Watch Out! Google Glass Is Now Able To Read Your Mind

screen shot via YouTube/This Place

Nobody likes a know-it-all, or at the very least nobody likes a know-it-all until there’s something they need to find out. For the last decade Google has filled this role in many people’s lives, putting innumerable pieces of information at the fingertips of ordinary people. A new application for Google Glass may make fingertips obsolete once and for all.

The application, which is called MindRDR and is developed by UK company ThisPlace, allows users to control some of the basic functions of Google Glass without talking to or touching the computer. The possibilities of technology like this are innumerable, but Google isn’t jumping into anything just yet.

Google Isn’t Licensing Mind-Reading

Google may be fighting a losing battle to keep its wearable technology, Google Glass, cool, but applications like this are going to draw huge interest no matter what. The science-fiction appeal of controlling a wearable computer with one’s mind is just too impressive to ignore.

The MindRDR app for the wearable computer is still a rough draft of what mind reading technology could be in the future.The device is only able to read a yes or no signal from the brain of the individual using it. The signal is read by an extra band, which measures brain activity. That result is then put into into Google Glass allowing basic exploration of the device’s functions.

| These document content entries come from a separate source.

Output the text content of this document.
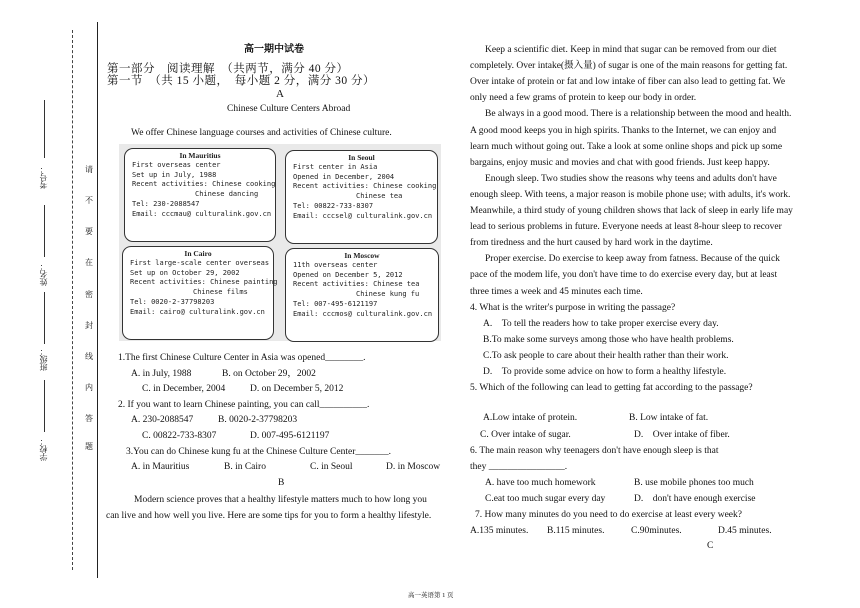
请
不
要
在
密
封
线
内
答
题
考号：
姓名：
班级：
学校：
高一期中试卷
第一部分　阅读理解　（共两节，满分 40 分）
第一节　（共 15 小题，　每小题 2 分，满分 30 分）
A
Chinese Culture Centers Abroad
We offer Chinese language courses and activities of Chinese culture.
In Mauritius
First overseas center
Set up in July, 1988
Recent activities: Chinese cooking
Chinese dancing
Tel: 230-2088547
Email: cccmau@ culturalink.gov.cn
In Seoul
First center in Asia
Opened in December, 2004
Recent activities: Chinese cooking
Chinese tea
Tel: 00822-733-8307
Email: cccsel@ culturalink.gov.cn
In Cairo
First large-scale center overseas
Set up on October 29, 2002
Recent activities: Chinese painting
Chinese films
Tel: 0020-2-37798203
Email: cairo@ culturalink.gov.cn
In Moscow
11th overseas center
Opened on December 5, 2012
Recent activities: Chinese tea
Chinese kung fu
Tel: 007-495-6121197
Email: cccmos@ culturalink.gov.cn
1.The first Chinese Culture Center in Asia was opened________.
A. in July, 1988	B. on October 29，2002
C. in December, 2004	D. on December 5, 2012
2. If you want to learn Chinese painting, you can call__________.
A. 230-2088547	B. 0020-2-37798203
C. 00822-733-8307	D. 007-495-6121197
3.You can do Chinese kung fu at the Chinese Culture Center_______.
A. in Mauritius	B. in Cairo	C. in Seoul	D. in Moscow
B
Modern science proves that a healthy lifestyle matters much to how long you
can live and how well you live. Here are some tips for you to form a healthy lifestyle.
Keep a scientific diet. Keep in mind that sugar can be removed from our diet
completely. Over intake(摄入量) of sugar is one of the main reasons for getting fat.
Over intake of protein or fat and low intake of fiber can also lead to getting fat. We
only need a few grams of protein to keep our body in order.
Be always in a good mood. There is a relationship between the mood and health.
A good mood keeps you in high spirits. Thanks to the Internet, we can enjoy and
learn much without going out. Take a look at some online shops and pick up some
bargains, enjoy music and movies and chat with good friends. Just keep happy.
Enough sleep. Two studies show the reasons why teens and adults don't have
enough sleep. With teens, a major reason is mobile phone use; with adults, it's work.
Meanwhile, a third study of young children shows that lack of sleep in early life may
lead to serious problems in future. Everyone needs at least 8-hour sleep to recover
from tiredness and the hurt caused by hard work in the daytime.
Proper exercise. Do exercise to keep away from fatness. Because of the quick
pace of the modem life, you don't have time to do exercise every day, but at least
three times a week and 45 minutes each time.
4. What is the writer's purpose in writing the passage?
A.　To tell the readers how to take proper exercise every day.
B.To make some surveys among those who have health problems.
C.To ask people to care about their health rather than their work.
D.　To provide some advice on how to form a healthy lifestyle.
5. Which of the following can lead to getting fat according to the passage?
A.Low intake of protein.	B. Low intake of fat.
C. Over intake of sugar.	D.　Over intake of fiber.
6. The main reason why teenagers don't have enough sleep is that
they ________________.
A. have too much homework	B. use mobile phones too much
C.eat too much sugar every day	D.　don't have enough exercise
7. How many minutes do you need to do exercise at least every week?
A.135 minutes. B.115 minutes.	C.90minutes.	D.45 minutes.
C
高一英语第 1 页
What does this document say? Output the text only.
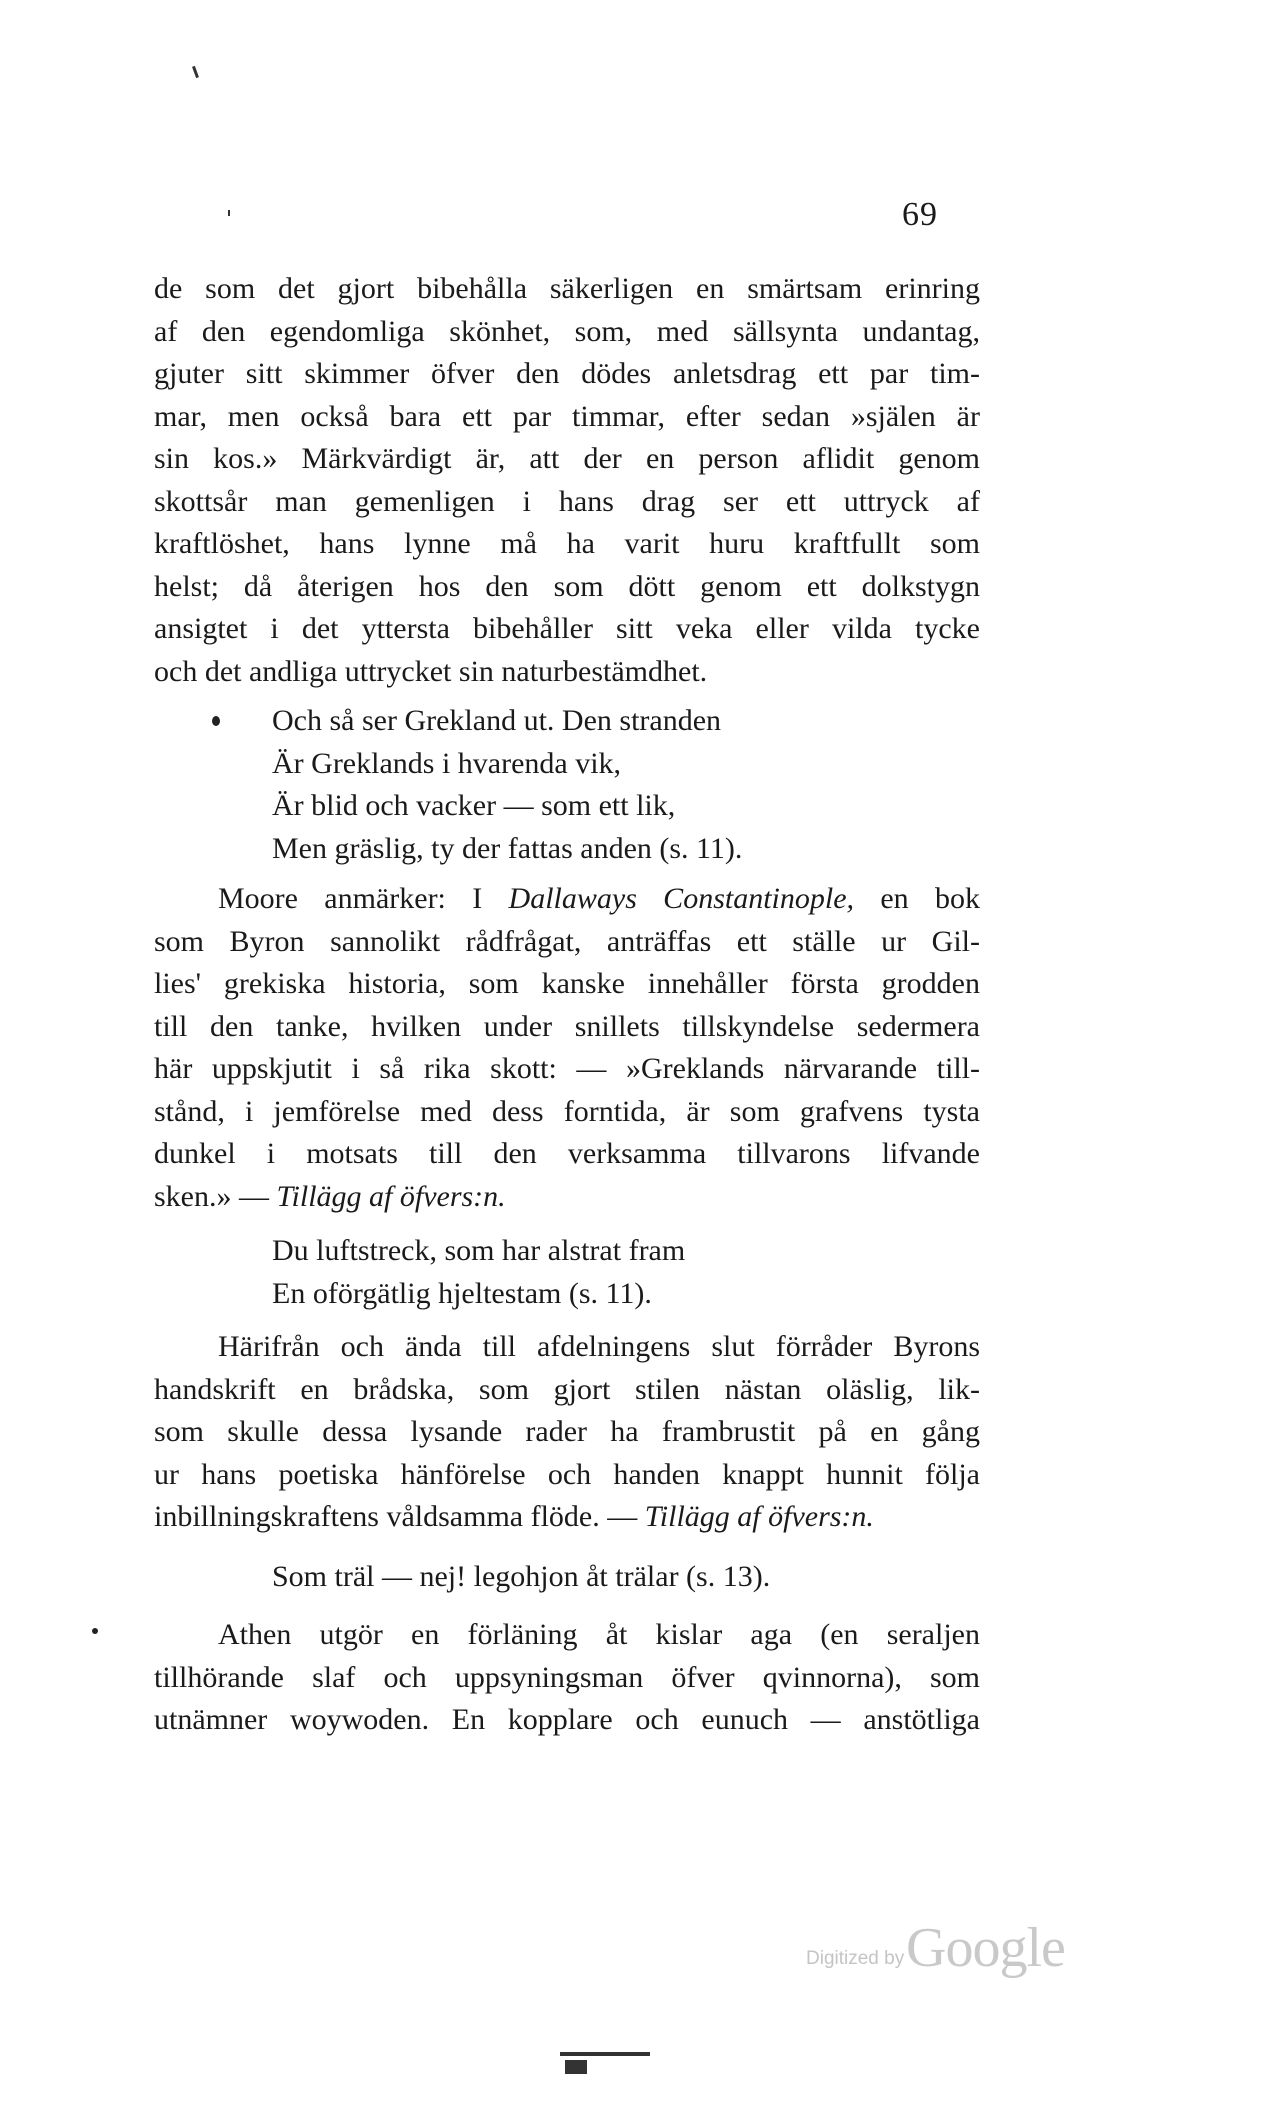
69
de som det gjort bibehålla säkerligen en smärtsam erinring
af den egendomliga skönhet, som, med sällsynta undantag,
gjuter sitt skimmer öfver den dödes anletsdrag ett par tim-
mar, men också bara ett par timmar, efter sedan »själen är
sin kos.» Märkvärdigt är, att der en person aflidit genom
skottsår man gemenligen i hans drag ser ett uttryck af
kraftlöshet, hans lynne må ha varit huru kraftfullt som
helst; då återigen hos den som dött genom ett dolkstygn
ansigtet i det yttersta bibehåller sitt veka eller vilda tycke
och det andliga uttrycket sin naturbestämdhet.
Och så ser Grekland ut. Den stranden
Är Greklands i hvarenda vik,
Är blid och vacker — som ett lik,
Men gräslig, ty der fattas anden (s. 11).
Moore anmärker: I Dallaways Constantinople, en bok
som Byron sannolikt rådfrågat, anträffas ett ställe ur Gil-
lies' grekiska historia, som kanske innehåller första grodden
till den tanke, hvilken under snillets tillskyndelse sedermera
här uppskjutit i så rika skott: — »Greklands närvarande till-
stånd, i jemförelse med dess forntida, är som grafvens tysta
dunkel i motsats till den verksamma tillvarons lifvande
sken.» — Tillägg af öfvers:n.
Du luftstreck, som har alstrat fram
En oförgätlig hjeltestam (s. 11).
Härifrån och ända till afdelningens slut förråder Byrons
handskrift en brådska, som gjort stilen nästan oläslig, lik-
som skulle dessa lysande rader ha frambrustit på en gång
ur hans poetiska hänförelse och handen knappt hunnit följa
inbillningskraftens våldsamma flöde. — Tillägg af öfvers:n.
Som träl — nej! legohjon åt trälar (s. 13).
Athen utgör en förläning åt kislar aga (en seraljen
tillhörande slaf och uppsyningsman öfver qvinnorna), som
utnämner woywoden. En kopplare och eunuch — anstötliga
Digitized by Google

The technology is not available from the Google Glass app store and will have to be downloaded directly from the company’s website in order to be loaded onto the Google device. Google isn’t officially behind the product though. As with anything else that could enhance its advertising offerings, the company can’t be ruled out as a possible future peddler of mind-reading.

Privacy Be Damned, Telepathy Is The Future

For the moment ,the limited functionality of the project makes it difficult to predict that Google, or other tech companies, will begin to incorporate the technology into their devices. In the medium-term however, there are great hopes from communities of people with degenerative debilitating diseases, and those who care for them. Telepathy may be the future of the user interface, though that may worry people who place a premium on privacy.

There has already been a slew controversies surrounding the Google wearable computer. Its video recorder is viewed as an invasion by many, and its mind reading abilities are sure to be regarded with the same skepticism. If Google is allowed inside the minds of its audience, the company will face obstacles in selling the device to a public already skeptical about the way that companies, and governments, handle their data.